For someone with optic phobias like me, what it boiled down to was that I was gonna let some guy with a blade slice the tip of my cornea not quite all the way off, and create a little window through which he was gonna zap my eyeball with a red-hot laser gun! Aye yi yi! Talk about facing your fears!

In all honesty, I have to say it was one of the weirdest experiences I've ever been through. After some numbing drops, I didn't feel a thing except some "pressure," but in my mind's eye it was one of those horrific yet fascinating moments. I watched these blurry hands insert an optical speculum into my right socket, everything went black for a moment, and then I stared at this red light splattered across my range of sight like a kaleidoscope. There was this sound like a high-speed grinder as the laser went off, maybe 45 seconds tops. Then it was the left eye's turn to be abused in much the same way, which by then I sorta knew what was coming and it was like watching the clothespins approaching my tender nipples…like laying in the dentist's chair while he approaches you with the Novocain needle…you know what's coming and you can't get away! Oh it was creepy! More pressure, another moment of darkness, the red light and grinding noise - an assistant nearby counting down seconds, calling out tracking status signals like Mr. Spock at his science station.

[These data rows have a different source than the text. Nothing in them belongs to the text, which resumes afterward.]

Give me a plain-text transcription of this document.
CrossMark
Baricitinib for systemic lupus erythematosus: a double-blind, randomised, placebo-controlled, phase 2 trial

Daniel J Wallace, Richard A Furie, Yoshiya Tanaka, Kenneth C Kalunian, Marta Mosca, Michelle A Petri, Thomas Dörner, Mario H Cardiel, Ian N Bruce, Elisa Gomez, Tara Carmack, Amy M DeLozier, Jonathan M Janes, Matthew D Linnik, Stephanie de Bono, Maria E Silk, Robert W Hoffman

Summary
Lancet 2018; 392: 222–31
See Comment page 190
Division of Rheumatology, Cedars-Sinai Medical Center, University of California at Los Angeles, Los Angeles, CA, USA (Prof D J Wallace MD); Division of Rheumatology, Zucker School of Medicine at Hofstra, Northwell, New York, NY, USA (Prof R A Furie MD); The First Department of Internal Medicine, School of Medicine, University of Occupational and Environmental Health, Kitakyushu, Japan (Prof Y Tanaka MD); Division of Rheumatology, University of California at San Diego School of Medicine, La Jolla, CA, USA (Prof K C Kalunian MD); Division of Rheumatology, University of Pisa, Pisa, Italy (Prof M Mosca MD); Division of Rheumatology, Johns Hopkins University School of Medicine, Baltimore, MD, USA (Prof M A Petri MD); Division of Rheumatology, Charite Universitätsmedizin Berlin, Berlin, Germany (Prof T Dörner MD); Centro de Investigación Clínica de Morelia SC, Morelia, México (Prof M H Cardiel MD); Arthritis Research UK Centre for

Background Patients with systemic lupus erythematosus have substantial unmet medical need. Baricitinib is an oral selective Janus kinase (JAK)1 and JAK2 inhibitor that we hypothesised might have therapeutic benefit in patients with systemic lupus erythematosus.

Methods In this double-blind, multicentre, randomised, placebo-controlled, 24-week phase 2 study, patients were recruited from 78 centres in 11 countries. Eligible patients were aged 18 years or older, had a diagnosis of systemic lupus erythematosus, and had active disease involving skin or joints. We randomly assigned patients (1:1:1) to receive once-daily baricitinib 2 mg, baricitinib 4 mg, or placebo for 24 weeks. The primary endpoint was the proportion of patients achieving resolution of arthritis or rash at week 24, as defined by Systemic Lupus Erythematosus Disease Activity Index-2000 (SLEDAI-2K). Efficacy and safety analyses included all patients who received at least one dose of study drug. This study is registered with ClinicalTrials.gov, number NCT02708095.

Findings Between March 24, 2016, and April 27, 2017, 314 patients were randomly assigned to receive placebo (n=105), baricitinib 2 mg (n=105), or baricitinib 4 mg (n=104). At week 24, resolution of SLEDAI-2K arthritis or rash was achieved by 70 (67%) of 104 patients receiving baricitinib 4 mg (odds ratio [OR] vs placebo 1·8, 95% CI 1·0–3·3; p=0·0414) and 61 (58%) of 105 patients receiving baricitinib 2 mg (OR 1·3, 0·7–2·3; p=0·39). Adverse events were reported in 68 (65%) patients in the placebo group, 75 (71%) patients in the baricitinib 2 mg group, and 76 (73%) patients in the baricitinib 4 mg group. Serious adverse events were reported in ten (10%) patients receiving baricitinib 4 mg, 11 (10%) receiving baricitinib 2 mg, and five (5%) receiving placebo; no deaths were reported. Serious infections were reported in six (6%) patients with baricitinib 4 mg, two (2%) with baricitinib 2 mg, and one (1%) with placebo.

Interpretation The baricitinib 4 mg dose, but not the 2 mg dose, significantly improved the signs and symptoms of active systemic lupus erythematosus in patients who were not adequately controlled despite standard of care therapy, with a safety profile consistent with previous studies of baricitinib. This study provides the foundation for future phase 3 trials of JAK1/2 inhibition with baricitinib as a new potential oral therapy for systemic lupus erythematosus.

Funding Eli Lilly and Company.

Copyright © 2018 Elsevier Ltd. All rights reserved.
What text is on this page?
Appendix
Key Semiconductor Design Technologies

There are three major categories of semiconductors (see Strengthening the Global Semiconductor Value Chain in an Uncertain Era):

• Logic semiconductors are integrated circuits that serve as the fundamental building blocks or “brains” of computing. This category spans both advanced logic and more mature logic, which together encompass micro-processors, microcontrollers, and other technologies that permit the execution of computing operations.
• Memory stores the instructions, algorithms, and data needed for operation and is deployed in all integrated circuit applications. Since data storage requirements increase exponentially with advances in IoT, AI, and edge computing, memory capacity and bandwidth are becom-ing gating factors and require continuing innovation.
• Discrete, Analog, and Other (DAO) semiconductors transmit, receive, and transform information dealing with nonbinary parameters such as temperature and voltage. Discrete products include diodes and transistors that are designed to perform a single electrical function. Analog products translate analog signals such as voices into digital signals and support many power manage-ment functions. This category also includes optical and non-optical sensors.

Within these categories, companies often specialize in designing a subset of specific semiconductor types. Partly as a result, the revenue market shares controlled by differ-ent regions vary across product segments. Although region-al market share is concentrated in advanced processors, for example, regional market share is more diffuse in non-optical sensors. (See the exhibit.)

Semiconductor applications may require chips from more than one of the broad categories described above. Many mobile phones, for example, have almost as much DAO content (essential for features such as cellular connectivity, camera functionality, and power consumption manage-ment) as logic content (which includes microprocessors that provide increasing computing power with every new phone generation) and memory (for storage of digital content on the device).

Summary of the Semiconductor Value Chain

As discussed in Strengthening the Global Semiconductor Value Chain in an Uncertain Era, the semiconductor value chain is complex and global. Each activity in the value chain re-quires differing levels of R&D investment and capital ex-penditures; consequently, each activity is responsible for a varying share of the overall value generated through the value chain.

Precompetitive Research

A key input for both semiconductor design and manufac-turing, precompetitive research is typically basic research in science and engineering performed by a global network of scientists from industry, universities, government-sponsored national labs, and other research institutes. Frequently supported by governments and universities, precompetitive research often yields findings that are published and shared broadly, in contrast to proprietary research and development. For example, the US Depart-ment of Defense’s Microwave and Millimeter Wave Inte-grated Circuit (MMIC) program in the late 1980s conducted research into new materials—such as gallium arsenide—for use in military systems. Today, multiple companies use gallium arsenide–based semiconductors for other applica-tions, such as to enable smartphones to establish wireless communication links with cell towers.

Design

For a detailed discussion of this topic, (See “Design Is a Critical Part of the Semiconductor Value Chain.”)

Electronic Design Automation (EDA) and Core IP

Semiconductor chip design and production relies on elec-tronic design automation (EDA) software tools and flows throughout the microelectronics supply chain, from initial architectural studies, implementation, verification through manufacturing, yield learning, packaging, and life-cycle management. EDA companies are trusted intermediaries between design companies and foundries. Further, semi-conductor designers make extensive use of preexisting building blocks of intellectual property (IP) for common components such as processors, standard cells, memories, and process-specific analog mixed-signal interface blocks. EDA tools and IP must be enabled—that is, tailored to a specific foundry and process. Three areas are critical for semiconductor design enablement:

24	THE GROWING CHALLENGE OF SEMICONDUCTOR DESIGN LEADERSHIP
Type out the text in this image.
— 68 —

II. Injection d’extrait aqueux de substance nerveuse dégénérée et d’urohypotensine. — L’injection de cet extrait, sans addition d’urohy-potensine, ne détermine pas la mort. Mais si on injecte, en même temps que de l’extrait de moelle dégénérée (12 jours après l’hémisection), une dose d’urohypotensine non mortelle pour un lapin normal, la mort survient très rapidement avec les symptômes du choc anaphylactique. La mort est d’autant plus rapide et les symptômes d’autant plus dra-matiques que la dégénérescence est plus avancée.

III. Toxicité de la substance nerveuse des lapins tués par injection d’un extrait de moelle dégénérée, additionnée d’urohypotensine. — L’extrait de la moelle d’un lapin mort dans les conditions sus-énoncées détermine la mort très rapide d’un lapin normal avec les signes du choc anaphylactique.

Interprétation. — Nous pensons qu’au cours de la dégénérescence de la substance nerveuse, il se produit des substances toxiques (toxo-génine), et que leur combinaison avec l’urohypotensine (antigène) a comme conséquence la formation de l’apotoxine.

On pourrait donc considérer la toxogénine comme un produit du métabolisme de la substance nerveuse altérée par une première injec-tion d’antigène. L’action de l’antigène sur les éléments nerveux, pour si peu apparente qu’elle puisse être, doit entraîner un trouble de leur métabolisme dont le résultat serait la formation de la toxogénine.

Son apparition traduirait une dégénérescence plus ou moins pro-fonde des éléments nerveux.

All told, it was about ten minutes on the table, and then I'm up and guided out for a quick look see in an optician's chair, then driven home where I fell into bed and into blessed, silent darkness. Two days followed of having my eyes feel scratchy, like I had a hair or something in there ("foreign body syndrome" was the term they used). It was to be expected, part of the process. The cardinal rule and overriding mantra of my life for the next two weeks is "Don't - Rub - Your - Eyes!" Naturally, that's the first thing I want to do, but I don't dare for fear of dislodging the corneal flap (and I have to wear these swimmer's goggles in bed at night to ensure I don't). But the end result is that I, for the first time in my life that I can remember, now have 20/20 vision for distance in both eyes without the need for corrective lenses. The jury's still out on whether I look any younger. All I feel at the moment is somewhat exposed.

Blinded by the Light…

Yet, it's amazing. It blows my mind. But electing to have this procedure has had its consequences. I have to do everything in reverse now. I used to be able to see things quite sharply and in great detail up close, but now I can't. The promise of doing without your glasses for ever and ever turned out to be a myth. I still have to saddle myself with a different kind of lens through which I need to see. Not prescriptive mind you, but I do need to use magnifying readers if I want to keep up with my whodunits and view a computer screen.

I can't wear eye makeup for two weeks. And that's fairly traumatic for a T-girl who relies on all the tricks of the trade to get through the day. I try to ignore the self-consciousness, and I almost wish I had my glasses to hide behind again. Like Milland's Dr. X, I plunged ahead lured by the promise of technology with no real thought to how it would ultimately affect me. My rationale was that I've been wearing glasses for the better part of 40 years, and it'd be nice not to have to wear them for the latter half of my life.
LASIK surgery has the finality of GRS (Gender Reassignment Surgery). What's done is done. I cannot undo it. I'm coming to realize that if I don't want to poke myself in the eye again with the mascara brush, I better get my hands on a magnifying mirror. But for general day to day living and running about town, driving or whatnot, I don't need to wear glasses anymore. And basically, that's why I did it. My sense of feminine vanity swayed the final decision.

And whether this diatribe has anything to do with BDSM from a TG perspective or not, call it a contribution to the community in general. But if any of you reading this are contemplating LASIK surgery, I invite you to send me your questions and I'll be happy to answer them from the benefit of my experience. And whether I'm viewed as a pioneer in my quest for feminine perfection, or a vain and selfish fool, remains to be seen.